Now that the UDP has filed an election petition at the Supreme Court, we wait to see the outcome.
Taking any grievances to the apex court, as stipulated in our elections laws; and, as recommended by all persons and entities calling for post-election calm, is the way to go.
The African Union Election Observer Mission (AUEOM) in its preliminary report, for instance, called on “all stakeholders to remain calm during and after the electoral process.
“The mission urges any stakeholder dissatisfied with the electoral process to seek redress through the established legal and institutional mechanisms.”
Several other election observers, local and international, including the EU, ECOWAS, and Commonwealth, among others, also made similar calls.
Ahead of the crucial NAMs election in April 2022, the UDP’s going to court – as did a few of the rejected presidential aspirants seeking nomination – would help further highlight the imperfections of a system which always puts the opposition at a disadvantage.

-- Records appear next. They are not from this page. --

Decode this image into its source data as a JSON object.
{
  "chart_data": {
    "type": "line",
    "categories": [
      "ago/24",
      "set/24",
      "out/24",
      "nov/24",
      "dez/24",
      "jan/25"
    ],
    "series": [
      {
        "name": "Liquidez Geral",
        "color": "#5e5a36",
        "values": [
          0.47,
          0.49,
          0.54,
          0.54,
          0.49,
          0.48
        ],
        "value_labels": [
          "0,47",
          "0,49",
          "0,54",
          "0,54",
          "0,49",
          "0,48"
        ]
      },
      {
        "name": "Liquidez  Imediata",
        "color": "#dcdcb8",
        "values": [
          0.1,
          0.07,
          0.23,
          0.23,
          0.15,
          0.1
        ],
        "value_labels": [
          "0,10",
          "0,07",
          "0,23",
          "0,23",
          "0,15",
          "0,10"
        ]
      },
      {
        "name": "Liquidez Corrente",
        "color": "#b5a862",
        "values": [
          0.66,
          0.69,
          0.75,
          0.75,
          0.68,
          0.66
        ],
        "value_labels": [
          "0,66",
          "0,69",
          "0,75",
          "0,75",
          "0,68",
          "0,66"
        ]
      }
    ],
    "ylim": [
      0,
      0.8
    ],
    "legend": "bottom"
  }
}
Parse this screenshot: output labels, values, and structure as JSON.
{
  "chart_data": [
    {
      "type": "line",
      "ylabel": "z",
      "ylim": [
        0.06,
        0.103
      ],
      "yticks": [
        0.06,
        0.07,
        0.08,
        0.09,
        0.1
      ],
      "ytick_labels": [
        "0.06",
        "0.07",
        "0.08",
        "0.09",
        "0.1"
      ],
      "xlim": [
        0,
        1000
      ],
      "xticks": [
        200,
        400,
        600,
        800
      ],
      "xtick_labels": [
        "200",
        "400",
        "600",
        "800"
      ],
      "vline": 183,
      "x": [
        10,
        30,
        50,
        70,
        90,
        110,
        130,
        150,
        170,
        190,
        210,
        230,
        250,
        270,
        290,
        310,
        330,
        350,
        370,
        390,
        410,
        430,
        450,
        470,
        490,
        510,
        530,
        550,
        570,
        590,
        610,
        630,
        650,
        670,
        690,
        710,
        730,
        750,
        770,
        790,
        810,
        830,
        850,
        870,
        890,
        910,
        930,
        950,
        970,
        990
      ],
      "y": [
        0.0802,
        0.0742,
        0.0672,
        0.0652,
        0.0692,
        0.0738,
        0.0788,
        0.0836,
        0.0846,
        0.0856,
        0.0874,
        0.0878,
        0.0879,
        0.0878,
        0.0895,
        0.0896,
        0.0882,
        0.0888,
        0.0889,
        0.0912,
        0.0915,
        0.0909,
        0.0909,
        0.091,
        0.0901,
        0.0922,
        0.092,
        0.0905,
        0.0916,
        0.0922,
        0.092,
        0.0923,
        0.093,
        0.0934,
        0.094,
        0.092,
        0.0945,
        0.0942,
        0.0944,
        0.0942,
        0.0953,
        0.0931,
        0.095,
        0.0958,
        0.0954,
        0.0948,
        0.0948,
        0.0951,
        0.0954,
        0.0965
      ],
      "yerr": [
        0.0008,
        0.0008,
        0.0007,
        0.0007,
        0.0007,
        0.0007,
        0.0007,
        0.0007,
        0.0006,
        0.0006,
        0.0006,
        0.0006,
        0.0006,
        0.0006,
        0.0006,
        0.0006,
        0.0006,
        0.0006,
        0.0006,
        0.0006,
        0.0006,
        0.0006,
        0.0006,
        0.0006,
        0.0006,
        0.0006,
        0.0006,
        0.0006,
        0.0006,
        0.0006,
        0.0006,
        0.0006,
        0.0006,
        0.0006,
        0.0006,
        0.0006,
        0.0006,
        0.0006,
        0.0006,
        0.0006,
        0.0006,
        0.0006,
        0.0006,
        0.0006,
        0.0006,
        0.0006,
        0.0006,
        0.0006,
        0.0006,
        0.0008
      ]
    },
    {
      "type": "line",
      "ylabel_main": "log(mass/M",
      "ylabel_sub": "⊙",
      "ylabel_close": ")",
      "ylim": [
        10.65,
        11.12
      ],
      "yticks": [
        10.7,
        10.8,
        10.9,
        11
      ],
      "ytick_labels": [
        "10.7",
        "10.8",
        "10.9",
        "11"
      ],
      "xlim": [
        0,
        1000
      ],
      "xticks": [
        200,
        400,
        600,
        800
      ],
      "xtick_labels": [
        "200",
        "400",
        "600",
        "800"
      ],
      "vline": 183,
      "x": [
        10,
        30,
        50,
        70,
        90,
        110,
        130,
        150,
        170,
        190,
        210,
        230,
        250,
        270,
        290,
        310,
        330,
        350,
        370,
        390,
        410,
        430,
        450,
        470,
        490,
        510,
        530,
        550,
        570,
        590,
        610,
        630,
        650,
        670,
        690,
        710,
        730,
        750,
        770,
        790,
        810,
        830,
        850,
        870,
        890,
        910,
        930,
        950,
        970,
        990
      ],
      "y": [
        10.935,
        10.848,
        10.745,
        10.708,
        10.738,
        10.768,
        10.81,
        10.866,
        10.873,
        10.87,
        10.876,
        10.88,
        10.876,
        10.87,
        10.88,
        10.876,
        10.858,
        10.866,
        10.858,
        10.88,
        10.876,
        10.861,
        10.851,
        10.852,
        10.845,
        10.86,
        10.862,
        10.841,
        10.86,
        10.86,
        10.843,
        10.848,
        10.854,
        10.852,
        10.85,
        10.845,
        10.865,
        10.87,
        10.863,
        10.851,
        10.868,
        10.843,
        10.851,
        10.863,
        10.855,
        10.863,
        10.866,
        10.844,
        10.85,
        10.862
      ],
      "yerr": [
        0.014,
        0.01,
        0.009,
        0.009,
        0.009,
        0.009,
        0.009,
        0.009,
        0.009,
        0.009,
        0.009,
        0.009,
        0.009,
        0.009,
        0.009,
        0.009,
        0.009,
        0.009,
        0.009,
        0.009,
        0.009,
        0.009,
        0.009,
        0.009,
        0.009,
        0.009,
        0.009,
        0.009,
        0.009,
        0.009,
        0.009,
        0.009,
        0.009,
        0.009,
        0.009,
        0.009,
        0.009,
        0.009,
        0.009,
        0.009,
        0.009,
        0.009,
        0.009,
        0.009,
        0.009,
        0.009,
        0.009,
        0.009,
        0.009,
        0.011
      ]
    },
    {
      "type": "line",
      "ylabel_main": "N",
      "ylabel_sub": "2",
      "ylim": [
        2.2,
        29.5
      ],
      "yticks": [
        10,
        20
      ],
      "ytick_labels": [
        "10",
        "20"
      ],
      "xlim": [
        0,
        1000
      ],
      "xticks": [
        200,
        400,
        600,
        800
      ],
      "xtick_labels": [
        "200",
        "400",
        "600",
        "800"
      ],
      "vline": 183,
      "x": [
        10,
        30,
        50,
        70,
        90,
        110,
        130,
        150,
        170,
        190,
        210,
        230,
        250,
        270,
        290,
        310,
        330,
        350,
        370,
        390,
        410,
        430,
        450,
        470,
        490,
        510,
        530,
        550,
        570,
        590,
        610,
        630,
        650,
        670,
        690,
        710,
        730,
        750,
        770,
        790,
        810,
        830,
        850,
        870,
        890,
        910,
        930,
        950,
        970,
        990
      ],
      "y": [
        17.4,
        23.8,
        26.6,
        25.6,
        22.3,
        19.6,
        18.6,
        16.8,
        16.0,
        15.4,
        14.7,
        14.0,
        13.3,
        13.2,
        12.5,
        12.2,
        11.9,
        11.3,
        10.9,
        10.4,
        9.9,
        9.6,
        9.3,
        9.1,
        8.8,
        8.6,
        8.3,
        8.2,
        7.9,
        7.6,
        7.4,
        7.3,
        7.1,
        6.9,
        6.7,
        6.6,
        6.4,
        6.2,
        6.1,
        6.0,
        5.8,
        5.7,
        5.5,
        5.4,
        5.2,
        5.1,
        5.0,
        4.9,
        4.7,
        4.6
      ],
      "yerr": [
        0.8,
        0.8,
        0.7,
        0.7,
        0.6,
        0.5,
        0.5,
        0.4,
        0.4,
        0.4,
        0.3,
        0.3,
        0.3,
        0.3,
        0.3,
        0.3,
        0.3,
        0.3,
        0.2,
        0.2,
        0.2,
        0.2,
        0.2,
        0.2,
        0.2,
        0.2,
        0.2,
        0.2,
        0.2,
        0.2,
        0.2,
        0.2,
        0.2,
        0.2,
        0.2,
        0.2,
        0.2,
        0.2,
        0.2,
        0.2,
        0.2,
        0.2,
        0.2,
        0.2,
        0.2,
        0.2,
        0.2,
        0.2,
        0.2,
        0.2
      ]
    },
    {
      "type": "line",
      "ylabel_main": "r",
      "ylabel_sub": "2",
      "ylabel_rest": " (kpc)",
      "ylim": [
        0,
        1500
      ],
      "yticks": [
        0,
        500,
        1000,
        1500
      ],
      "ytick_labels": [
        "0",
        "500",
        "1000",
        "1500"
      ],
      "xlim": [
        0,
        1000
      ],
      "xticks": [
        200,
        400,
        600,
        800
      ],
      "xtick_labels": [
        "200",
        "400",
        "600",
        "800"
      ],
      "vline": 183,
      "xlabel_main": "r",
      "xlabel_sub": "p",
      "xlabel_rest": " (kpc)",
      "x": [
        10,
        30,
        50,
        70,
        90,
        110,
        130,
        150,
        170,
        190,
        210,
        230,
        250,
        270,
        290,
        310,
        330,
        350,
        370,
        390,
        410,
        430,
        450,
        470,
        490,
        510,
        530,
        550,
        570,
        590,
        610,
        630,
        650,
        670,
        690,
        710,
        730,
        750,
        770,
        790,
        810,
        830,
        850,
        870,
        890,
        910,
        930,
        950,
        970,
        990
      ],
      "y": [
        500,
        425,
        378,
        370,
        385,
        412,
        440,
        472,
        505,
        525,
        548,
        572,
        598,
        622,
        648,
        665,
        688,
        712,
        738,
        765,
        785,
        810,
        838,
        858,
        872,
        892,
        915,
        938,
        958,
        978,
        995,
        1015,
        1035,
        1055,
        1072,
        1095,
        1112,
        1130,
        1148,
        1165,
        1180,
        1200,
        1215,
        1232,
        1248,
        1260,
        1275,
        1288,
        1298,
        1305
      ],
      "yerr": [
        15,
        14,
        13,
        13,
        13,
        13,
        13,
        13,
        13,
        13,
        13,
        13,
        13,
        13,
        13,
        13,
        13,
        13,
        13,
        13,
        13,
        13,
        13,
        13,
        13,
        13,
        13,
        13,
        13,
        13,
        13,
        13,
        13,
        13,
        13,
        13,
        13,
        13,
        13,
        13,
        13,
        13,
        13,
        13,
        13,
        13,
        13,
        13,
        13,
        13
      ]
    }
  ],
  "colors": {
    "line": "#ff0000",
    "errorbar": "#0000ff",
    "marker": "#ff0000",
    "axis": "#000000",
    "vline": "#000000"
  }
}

President-elect Adama Barrow is already on record as publicly expressing his wish for an overwhelming NPP majority in the country’s legislature, as well as in the municipal and area councils.
Should it happen, this without a doubt would help further highlight the lack of a level playing field in the political arena, as mentioned in the EUEOM preliminary statement, among other such findings.
Therefore, it is misleading and detrimental to proper public enlightenment to reduce winning and losing elections in Gambia to the processes on Election Day.
Definitely, there is more to it than just that – the voting, counting and declaration of results.
Otherwise, for example, Jammeh would not have reportedly collected voters cards at the APRC Kanifing bureau, in his aborted plan to steal the 2016 election.
Nor would he send the police and NIA to the Upper Saloum Constituency to confiscate voters cards in the possession of persons deemed “Senegalese”, thus enabling the APRC to wrest that constituency from the NRP.
Moreover, another huge win for the NPP in April will take us back to the era of one-party dominance of the national political space.
It will also expose as false the claim that defeating Yahya Jammeh in 2016 was proof that you can unseat an incumbent through the ballot box.
Indeed, another Barrow win in April will prove the contrary; it will show that in Gambia, as elsewhere, it takes more than voting to remove an incumbent.
The empirical evidence shows the PPP being in office for around 30 years, and it took a coup to change their government.
The APRC of Yahya Jammeh could also win elections back to back for two decades, thanks to the perennial absence of a level playing field in the country’s political arena.
Indeed, but for a constellation of unfavorable circumstances, Yahya Jammeh would have remained in office to this day and beyond.
Thus, the belated call for “system change” – which is a public confession of failure in mainstream politics, caused largely by an electoral system heavily skewed against the opposition.
You need to read the preliminary reports of the election observer missions of the African Union (AUEOM) and the European Union (EUEOM) to better understand how and why the incumbents in Gambia can win election public elections continuously.
TAT has publish the statements of both EOMs for the general public to better appreciate the enabling environment which guarantees that – without meaningful electoral reforms now – Barrow will continue to win big, now and in future!